Auch die Regierung bittet seit langem eindringlich um ausländische Hilfe bei der Flugabwehr. Am leistungsfähigsten gegen die russischen Marschflugkörper und ballistischen Raketen haben sich die in den USA hergestellten Patriot-Flugabwehrsysteme erwiesen. Die Ukraine besitzt derzeit nur drei solche Systeme – zwei aus Deutschland und eines aus den USA. Sie hält jedoch sieben für das absolute Minimum und strebt einen Ausbau auf 25 Systeme an.

Deutschland hat bereits im April die Lieferung eines weiteren Patriot-Systems zugesagt; der Transfer dieses vierten Systems ist derzeit im Gange. Italien schickt ferner ein vergleichbares Flugabwehrsystem des Typs Samp/T, das wie die Patriots Ziele auf eine Distanz von mehr als hundert Kilometern bekämpfen kann. Nun scheint es, dass mit weiteren ausländischen Hilfeleistungen die Minimalzahl von sieben Patriot-Feuereinheiten doch noch erreicht werden kann.

So hat Rumänien am Donnerstag angekündigt, eines seiner vier Patriot-Systeme an die Ukraine abzugeben. Die Übergabe erfolgt allerdings unter der Bedingung, dass Rumänien in Verhandlungen mit den Nato-Verbündeten als Ersatz ein gleichwertiges System erhält. Es müsse eine vorübergehende Lösung gefunden werden, um die entstehende operative Schwachstelle auszugleichen, teilte Bukarest mit. Die Details dieses «Ringtauschs» sind noch unklar und könnten den Transfer verzögern.
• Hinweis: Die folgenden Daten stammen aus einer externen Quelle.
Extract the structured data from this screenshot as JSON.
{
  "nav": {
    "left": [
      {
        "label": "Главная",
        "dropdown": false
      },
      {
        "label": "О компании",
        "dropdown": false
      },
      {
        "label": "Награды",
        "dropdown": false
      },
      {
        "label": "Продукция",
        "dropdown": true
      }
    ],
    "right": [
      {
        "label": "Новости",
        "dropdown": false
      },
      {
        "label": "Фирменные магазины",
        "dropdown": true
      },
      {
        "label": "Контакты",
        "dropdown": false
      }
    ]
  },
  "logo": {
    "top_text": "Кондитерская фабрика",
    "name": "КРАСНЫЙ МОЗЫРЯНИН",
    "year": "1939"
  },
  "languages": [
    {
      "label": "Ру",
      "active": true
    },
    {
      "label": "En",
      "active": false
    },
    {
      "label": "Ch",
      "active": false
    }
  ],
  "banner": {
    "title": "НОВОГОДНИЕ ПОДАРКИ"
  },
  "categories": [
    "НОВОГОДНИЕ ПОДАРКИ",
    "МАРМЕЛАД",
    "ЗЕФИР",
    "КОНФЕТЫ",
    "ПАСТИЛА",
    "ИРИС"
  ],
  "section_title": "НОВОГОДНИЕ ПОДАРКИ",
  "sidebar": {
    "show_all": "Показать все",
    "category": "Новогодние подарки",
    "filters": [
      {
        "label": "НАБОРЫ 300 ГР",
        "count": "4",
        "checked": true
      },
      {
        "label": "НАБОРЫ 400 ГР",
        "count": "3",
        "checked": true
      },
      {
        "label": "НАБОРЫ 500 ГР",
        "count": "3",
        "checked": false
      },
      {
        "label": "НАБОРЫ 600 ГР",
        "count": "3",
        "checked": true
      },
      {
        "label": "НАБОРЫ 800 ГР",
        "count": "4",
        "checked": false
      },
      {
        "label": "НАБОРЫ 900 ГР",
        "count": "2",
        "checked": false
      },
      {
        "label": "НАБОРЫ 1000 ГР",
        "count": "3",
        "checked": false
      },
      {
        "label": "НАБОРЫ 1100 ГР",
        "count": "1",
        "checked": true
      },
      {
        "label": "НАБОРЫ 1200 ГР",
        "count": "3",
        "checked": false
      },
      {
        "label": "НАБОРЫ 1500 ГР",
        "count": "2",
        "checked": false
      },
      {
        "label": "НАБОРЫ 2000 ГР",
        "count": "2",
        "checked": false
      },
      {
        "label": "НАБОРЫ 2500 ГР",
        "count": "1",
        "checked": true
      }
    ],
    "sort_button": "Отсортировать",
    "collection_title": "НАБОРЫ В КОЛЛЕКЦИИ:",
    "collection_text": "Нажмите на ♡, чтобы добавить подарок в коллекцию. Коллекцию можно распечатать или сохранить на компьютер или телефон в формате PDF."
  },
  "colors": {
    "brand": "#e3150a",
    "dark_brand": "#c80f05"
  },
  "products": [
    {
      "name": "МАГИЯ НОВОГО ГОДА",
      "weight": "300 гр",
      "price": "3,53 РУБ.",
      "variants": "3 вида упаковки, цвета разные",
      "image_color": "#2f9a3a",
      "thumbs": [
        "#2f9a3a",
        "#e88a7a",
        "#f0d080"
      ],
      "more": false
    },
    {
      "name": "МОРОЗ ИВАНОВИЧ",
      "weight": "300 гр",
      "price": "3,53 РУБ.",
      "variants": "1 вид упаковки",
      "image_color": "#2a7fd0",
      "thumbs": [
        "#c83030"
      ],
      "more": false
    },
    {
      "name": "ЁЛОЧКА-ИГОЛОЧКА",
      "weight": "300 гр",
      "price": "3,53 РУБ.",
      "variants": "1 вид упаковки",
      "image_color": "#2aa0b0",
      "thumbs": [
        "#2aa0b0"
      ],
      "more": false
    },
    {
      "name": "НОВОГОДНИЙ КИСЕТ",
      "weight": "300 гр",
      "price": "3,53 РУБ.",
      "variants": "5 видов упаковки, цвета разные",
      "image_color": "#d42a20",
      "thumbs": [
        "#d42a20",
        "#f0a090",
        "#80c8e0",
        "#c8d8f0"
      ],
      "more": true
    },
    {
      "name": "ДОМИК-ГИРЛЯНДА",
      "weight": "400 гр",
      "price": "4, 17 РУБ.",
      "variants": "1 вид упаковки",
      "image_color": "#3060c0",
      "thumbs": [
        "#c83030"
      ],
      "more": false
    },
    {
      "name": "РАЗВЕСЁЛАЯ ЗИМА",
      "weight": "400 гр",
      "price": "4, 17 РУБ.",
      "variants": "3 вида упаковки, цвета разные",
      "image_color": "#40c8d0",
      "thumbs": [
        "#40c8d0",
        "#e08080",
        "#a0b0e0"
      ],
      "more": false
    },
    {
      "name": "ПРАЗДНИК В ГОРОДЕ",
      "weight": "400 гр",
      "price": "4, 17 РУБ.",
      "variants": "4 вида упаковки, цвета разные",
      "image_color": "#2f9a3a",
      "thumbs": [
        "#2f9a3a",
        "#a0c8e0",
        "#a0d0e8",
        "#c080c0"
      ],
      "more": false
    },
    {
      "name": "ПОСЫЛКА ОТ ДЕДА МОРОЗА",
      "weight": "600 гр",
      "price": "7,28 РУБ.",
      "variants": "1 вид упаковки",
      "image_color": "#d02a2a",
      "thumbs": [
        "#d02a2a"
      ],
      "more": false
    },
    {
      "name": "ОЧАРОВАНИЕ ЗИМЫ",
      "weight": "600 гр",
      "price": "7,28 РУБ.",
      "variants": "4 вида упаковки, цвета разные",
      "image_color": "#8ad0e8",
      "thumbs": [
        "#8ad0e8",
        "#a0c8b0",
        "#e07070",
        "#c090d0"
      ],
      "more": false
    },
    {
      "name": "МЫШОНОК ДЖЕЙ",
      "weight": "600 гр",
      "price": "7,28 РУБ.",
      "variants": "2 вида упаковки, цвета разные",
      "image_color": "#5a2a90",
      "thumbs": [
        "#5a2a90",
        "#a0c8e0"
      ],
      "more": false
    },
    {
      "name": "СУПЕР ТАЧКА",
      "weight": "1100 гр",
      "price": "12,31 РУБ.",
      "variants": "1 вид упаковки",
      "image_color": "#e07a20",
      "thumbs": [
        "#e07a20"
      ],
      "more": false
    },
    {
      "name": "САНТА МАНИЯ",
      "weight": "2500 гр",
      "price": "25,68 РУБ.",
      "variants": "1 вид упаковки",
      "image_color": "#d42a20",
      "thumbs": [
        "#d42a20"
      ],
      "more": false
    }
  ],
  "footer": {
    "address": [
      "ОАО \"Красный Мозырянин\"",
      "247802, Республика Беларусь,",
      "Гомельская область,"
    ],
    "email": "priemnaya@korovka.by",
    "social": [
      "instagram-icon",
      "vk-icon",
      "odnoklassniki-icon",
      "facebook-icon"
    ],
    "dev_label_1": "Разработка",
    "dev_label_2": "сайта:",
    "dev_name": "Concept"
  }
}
Zugleich haben die USA durchblicken lassen, dass auch sie der Ukraine ein weiteres Patriot-System zur Verfügung stellen werden. Es soll, wie die «New York Times» unter Berufung auf Regierungskreise berichtete, aus den Beständen des amerikanischen Heeres in Polen kommen. Die Lieferung könnte deshalb relativ schnell erfolgen. Hilfe leisten ferner die Niederlande. Die dortige Regierung gab am Freitag bekannt, sie werde gemeinsam mit einem nicht genannten anderen Partnerland eine weitere Patriot-Batterie zusammensetzen und dafür Einzelkomponenten liefern. Jedes System besteht aus einem Radar, einem Feuerleitstand, sechs bis acht Startgeräten und einer Anzahl von Abwehr-Lenkwaffen.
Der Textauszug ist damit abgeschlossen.